Era uma vez uma futura maratonista com um sonho muito distante de completar os 42.195 km. Tudo começou em 2008 com uma vontade de mudar de vida e transformar lazer em benefício estético e psicológico. As pequenas corridas foram completadas e os objetivos sempre aumentando. Em julho de 2010 tudo mudou, virei maratonista e comecei a sonhar com as ultras distâncias. Em julho de 2012 virei oficialmente Ultra e agora planejo futuras distâncias que me desafiem cada vez mais. Me descobri desesperadoramente apaixonada por km's.

Agora tenho o ano de 2013 inteiro para fazer o que for preciso para quem sabe ser aceita na BR 135 Solo em 2014. Trabalha e Confia!


Carrego no peito as medalhas e na memória os melhores momentos da minha vida.

Próximos desafios:

03 de Novembro de 2013 - Maratona

terça-feira, 4 de dezembro de 2012

Transbordando Solidariedade!

Poucas pessoas se levantam para uma ação solidária sem imposição e sim porque possui um coração voltado ao setor. Acho interessante observar a parte da população disposta a se dedicar por uma boa causa e perceber o quão gratas elas são por transformar suas ações em favor de quem precisa, é lindo! Bem se diz que é melhor dar do que receber, e só quem experimenta pode ver o grande valor da citação.

Neste final de semana tive o privilégio de participar o segundo Desafio Solidário proposto pelo ultramaratonista Carlos Gusmão. Ele passou 24 horas correndo nos dois principais morros de Vila Velha para arrecadar brinquedos para as crianças com deficiência neurológica do CREFES. Sabe o que acontece quando um guerreiro com credibilidade movimenta a massa corredora? Sucesso! Foram arrecadados 850 brinquedos em pouco tempo. Ta aí, quem quer faz a diferença.

Desafio


Eu de enxerida no meio desses Ultraguerreiros que passaram 24hs de plantão correndo e apoiando o evento


P.s: Devido a alguns compromissos sérios, pude fazer apenas as 9hs finais do treino de meia-noite as nove da manhã. Consegui fazer 52 Km subindo aquelas montanhazinhas durante 7h30. Bom, só sei que doeu, mas na segunda estava bem novamente, acho que estou começando a criar casca. Fica como treino para a BR!

Pensando bem, acabei de perceber que foi o primeiro treino de 52 KM da minha vida e acabei de falar como se tivesse corrido 32 KM... por isso que doeu, por isso que amo advil, por isso dormi por dia e noite seguidos, e por isso que amo essa tal da progressão de condicionamento. Tá louco! Comemorei pouco, bem me lembrei que devo comemorar mais.

segunda-feira, 26 de novembro de 2012

We are in - BR 135 Revezamento de dupla

Por acaso um tempo atrás uma amiga entrou em contato me convidando para fazer revezamento da BR 135, meu sonho! São 217 km de pura aventura em barrancos e estradas de chão.

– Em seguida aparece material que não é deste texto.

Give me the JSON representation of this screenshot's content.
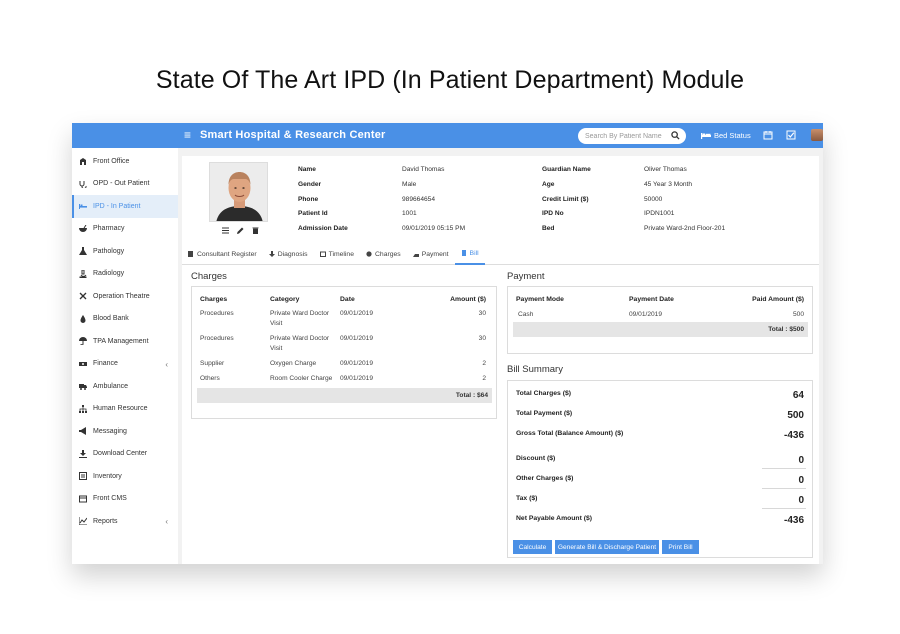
{
  "page_title": "State Of The Art IPD (In Patient Department) Module",
  "header": {
    "brand": "Smart Hospital & Research Center",
    "search_placeholder": "Search By Patient Name",
    "bed_status": "Bed Status",
    "accent": "#4a90e6"
  },
  "sidebar": {
    "items": [
      {
        "label": "Front Office",
        "icon": "front-office-icon"
      },
      {
        "label": "OPD - Out Patient",
        "icon": "stethoscope-icon"
      },
      {
        "label": "IPD - In Patient",
        "icon": "bed-icon"
      },
      {
        "label": "Pharmacy",
        "icon": "mortar-icon"
      },
      {
        "label": "Pathology",
        "icon": "flask-icon"
      },
      {
        "label": "Radiology",
        "icon": "microscope-icon"
      },
      {
        "label": "Operation Theatre",
        "icon": "scissors-icon"
      },
      {
        "label": "Blood Bank",
        "icon": "blood-drop-icon"
      },
      {
        "label": "TPA Management",
        "icon": "umbrella-icon"
      },
      {
        "label": "Finance",
        "icon": "money-icon"
      },
      {
        "label": "Ambulance",
        "icon": "ambulance-icon"
      },
      {
        "label": "Human Resource",
        "icon": "sitemap-icon"
      },
      {
        "label": "Messaging",
        "icon": "megaphone-icon"
      },
      {
        "label": "Download Center",
        "icon": "download-icon"
      },
      {
        "label": "Inventory",
        "icon": "inventory-icon"
      },
      {
        "label": "Front CMS",
        "icon": "cms-icon"
      },
      {
        "label": "Reports",
        "icon": "chart-icon"
      }
    ]
  },
  "patient": {
    "left": [
      {
        "label": "Name",
        "value": "David Thomas"
      },
      {
        "label": "Gender",
        "value": "Male"
      },
      {
        "label": "Phone",
        "value": "989664654"
      },
      {
        "label": "Patient Id",
        "value": "1001"
      },
      {
        "label": "Admission Date",
        "value": "09/01/2019 05:15 PM"
      }
    ],
    "right": [
      {
        "label": "Guardian Name",
        "value": "Oliver Thomas"
      },
      {
        "label": "Age",
        "value": "45 Year 3 Month"
      },
      {
        "label": "Credit Limit ($)",
        "value": "50000"
      },
      {
        "label": "IPD No",
        "value": "IPDN1001"
      },
      {
        "label": "Bed",
        "value": "Private Ward-2nd Floor-201"
      }
    ]
  },
  "tabs": [
    {
      "label": "Consultant Register"
    },
    {
      "label": "Diagnosis"
    },
    {
      "label": "Timeline"
    },
    {
      "label": "Charges"
    },
    {
      "label": "Payment"
    },
    {
      "label": "Bill"
    }
  ],
  "charges": {
    "title": "Charges",
    "headers": [
      "Charges",
      "Category",
      "Date",
      "Amount ($)"
    ],
    "rows": [
      {
        "charge": "Procedures",
        "category1": "Private Ward Doctor",
        "category2": "Visit",
        "date": "09/01/2019",
        "amount": "30"
      },
      {
        "charge": "Procedures",
        "category1": "Private Ward Doctor",
        "category2": "Visit",
        "date": "09/01/2019",
        "amount": "30"
      },
      {
        "charge": "Supplier",
        "category1": "Oxygen Charge",
        "category2": "",
        "date": "09/01/2019",
        "amount": "2"
      },
      {
        "charge": "Others",
        "category1": "Room Cooler Charge",
        "category2": "",
        "date": "09/01/2019",
        "amount": "2"
      }
    ],
    "total": "Total : $64"
  },
  "payment": {
    "title": "Payment",
    "headers": [
      "Payment Mode",
      "Payment Date",
      "Paid Amount ($)"
    ],
    "rows": [
      {
        "mode": "Cash",
        "date": "09/01/2019",
        "amount": "500"
      }
    ],
    "total": "Total : $500"
  },
  "bill_summary": {
    "title": "Bill Summary",
    "rows": [
      {
        "label": "Total Charges ($)",
        "value": "64"
      },
      {
        "label": "Total Payment ($)",
        "value": "500"
      },
      {
        "label": "Gross Total (Balance Amount) ($)",
        "value": "-436"
      },
      {
        "label": "Discount ($)",
        "value": "0"
      },
      {
        "label": "Other Charges ($)",
        "value": "0"
      },
      {
        "label": "Tax ($)",
        "value": "0"
      },
      {
        "label": "Net Payable Amount ($)",
        "value": "-436"
      }
    ],
    "buttons": {
      "calculate": "Calculate",
      "generate": "Generate Bill & Discharge Patient",
      "print": "Print Bill"
    }
  }
}
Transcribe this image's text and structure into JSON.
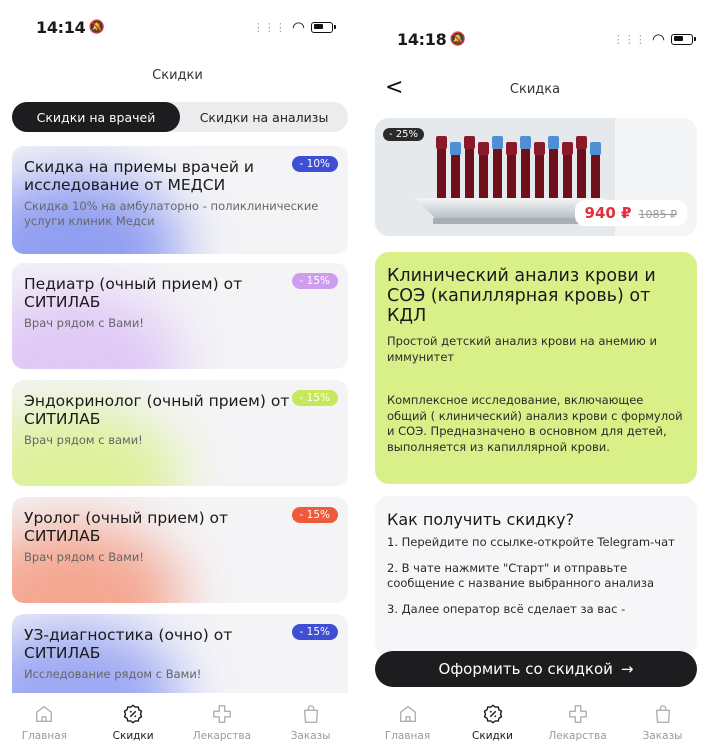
{
  "left": {
    "status": {
      "time": "14:14",
      "bell": "🔕"
    },
    "title": "Скидки",
    "tabs": [
      "Скидки на врачей",
      "Скидки на анализы"
    ],
    "cards": [
      {
        "title": "Скидка на приемы врачей и исследование от МЕДСИ",
        "desc": "Скидка 10% на амбулаторно - поликлинические услуги клиник Медси",
        "badge": "- 10%",
        "badge_color": "#3e4fd6",
        "glow_color": "#7f8ff0"
      },
      {
        "title": "Педиатр (очный прием) от СИТИЛАБ",
        "desc": "Врач рядом с Вами!",
        "badge": "- 15%",
        "badge_color": "#cf9df0",
        "glow_color": "#dcc1f6"
      },
      {
        "title": "Эндокринолог (очный прием) от СИТИЛАБ",
        "desc": "Врач рядом с вами!",
        "badge": "- 15%",
        "badge_color": "#c6e85a",
        "glow_color": "#d9f08a"
      },
      {
        "title": "Уролог (очный прием) от СИТИЛАБ",
        "desc": "Врач рядом с Вами!",
        "badge": "- 15%",
        "badge_color": "#ef5a3a",
        "glow_color": "#f49a80"
      },
      {
        "title": "УЗ-диагностика (очно) от СИТИЛАБ",
        "desc": "Исследование рядом с Вами!",
        "badge": "- 15%",
        "badge_color": "#3e4fd6",
        "glow_color": "#8e9bf2"
      }
    ]
  },
  "right": {
    "status": {
      "time": "14:18",
      "bell": "🔕"
    },
    "back": "<",
    "title": "Скидка",
    "hero": {
      "tag": "- 25%",
      "price_new": "940 ₽",
      "price_old": "1085 ₽"
    },
    "product": {
      "title": "Клинический анализ крови и СОЭ (капиллярная кровь) от КДЛ",
      "subtitle": "Простой детский анализ крови на анемию и иммунитет",
      "description": "Комплексное исследование, включающее общий ( клинический) анализ крови с формулой и СОЭ. Предназначено в основном для детей, выполняется из капиллярной крови."
    },
    "howto": {
      "title": "Как получить скидку?",
      "steps": [
        "1. Перейдите по ссылке-откройте Telegram-чат",
        "2. В чате нажмите \"Старт\" и отправьте сообщение с название выбранного анализа",
        "3. Далее оператор всё сделает за вас -"
      ]
    },
    "cta": "Оформить со скидкой",
    "cta_arrow": "→"
  },
  "nav": [
    {
      "label": "Главная",
      "icon": "home-icon"
    },
    {
      "label": "Скидки",
      "icon": "discount-icon"
    },
    {
      "label": "Лекарства",
      "icon": "medicine-cross-icon"
    },
    {
      "label": "Заказы",
      "icon": "bag-icon"
    }
  ]
}
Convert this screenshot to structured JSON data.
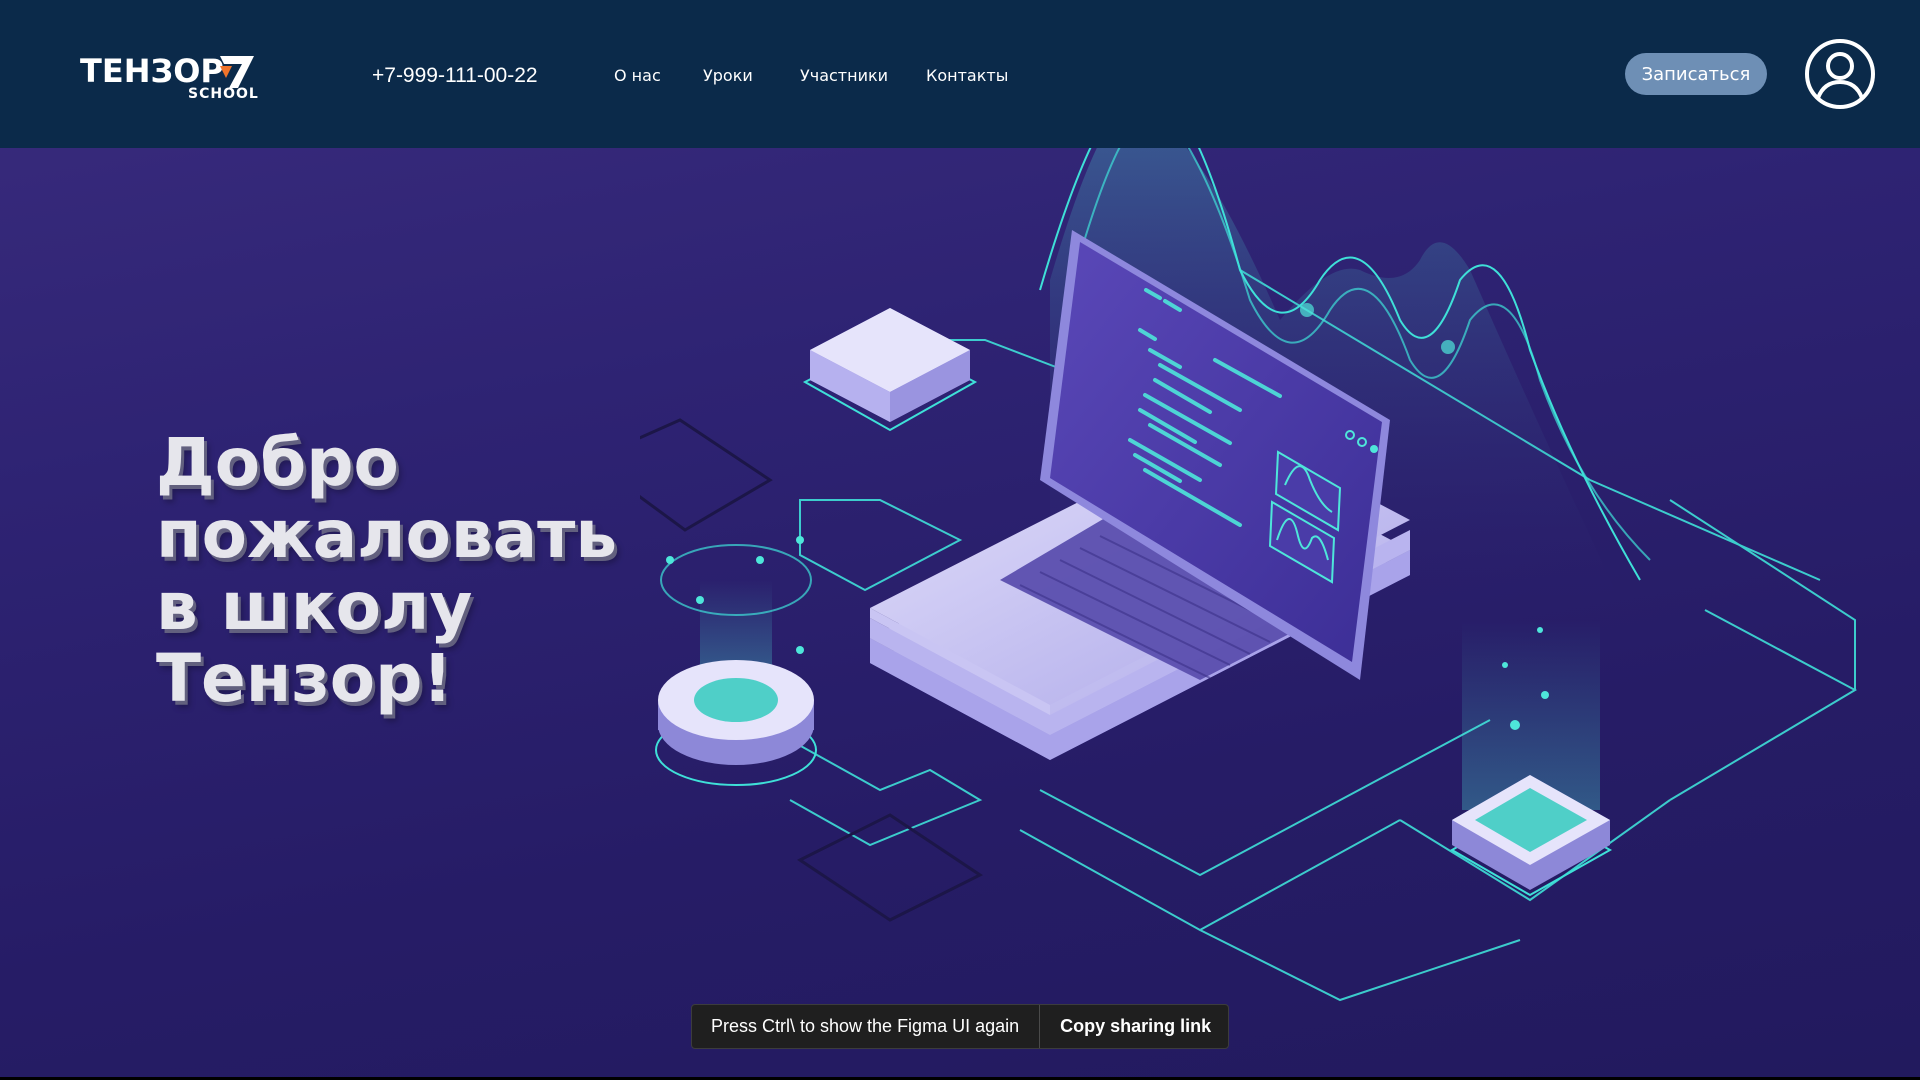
{
  "header": {
    "logo": {
      "word": "ТЕНЗОР",
      "sub": "SCHOOL"
    },
    "phone": "+7-999-111-00-22",
    "nav": [
      {
        "label": "О нас"
      },
      {
        "label": "Уроки"
      },
      {
        "label": "Участники"
      },
      {
        "label": "Контакты"
      }
    ],
    "signup_label": "Записаться",
    "avatar_icon": "user-avatar-icon"
  },
  "hero": {
    "headline_lines": [
      "Добро",
      "пожаловать",
      "в школу",
      "Тензор!"
    ]
  },
  "illustration": {
    "subject": "isometric-laptop-with-charts",
    "code_lines": [
      "---",
      "--",
      "- ------ --",
      "- -- ------ ---",
      "--- ----- - ---",
      "-- --- ---- --",
      "- ------ ---"
    ]
  },
  "figma_bar": {
    "message": "Press Ctrl\\ to show the Figma UI again",
    "copy_label": "Copy sharing link"
  },
  "colors": {
    "header_bg": "#0b2a4a",
    "hero_bg": "#2e2373",
    "accent_cyan": "#3fe0d8",
    "button_bg": "#6e8fb5",
    "laptop_body": "#c9c6f2"
  }
}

Estava distante e não poderia preencher todo o formulário necessário para a pré-seleção. É uma prova com um valor alto e que mesmo assim não entra quem quer, precisa ser aceita pelos mestres.
Ela disse que era a hora, preencheu tudo pra mim durante horas, e umas semanas depois veio o grande resultado. Finalmente eu tinha passado em alguma seleção na vida, we are in!!! Prova raçuda que promete.

Não estava muito animada já que muita coisa aconteceu, ela se machucou, algumas pessoas desestimulantes, e etc e tal. Mas pensei melhor e resolvi voltar a pensar no assunto já que um crédito de confiança nos foi dado. Afinal gosto de montar quebra-cabeças, um desafio destes não te exige apenas pernas e sim mente sadia para aviliar todas as questões e saber trabalhar com o forte de cada uma e com as adversidades que surgem antes e durante a prova, temos 48hs para terminar tudo dividindo os trechos em partes iguais. Agora é saber lidar com tudo o que está acontecendo montar equipes e ir!!!

Se chegamos até aqui, vamos até lá! Vamos para guerra, dar o sangue e honrar a nossa porta de entrada junto a bons ultramaratonistas do Brasil. BR 135 Solo, seus 217 km ainda serão só meus, em 2013 vou me concentrar com a metade.

www.brazil135.com.br

sexta-feira, 23 de novembro de 2012

Maratona Cross Contry Buzios - 10.11.2012

Posso afirmar que a Maratona de Buzios dividiu a minha história com a corrida cross em Katryny AB e Katryny DB, depois de Buzios ganhei uma nova visão relacionada ao meu desempenho nesse tipo de terreno.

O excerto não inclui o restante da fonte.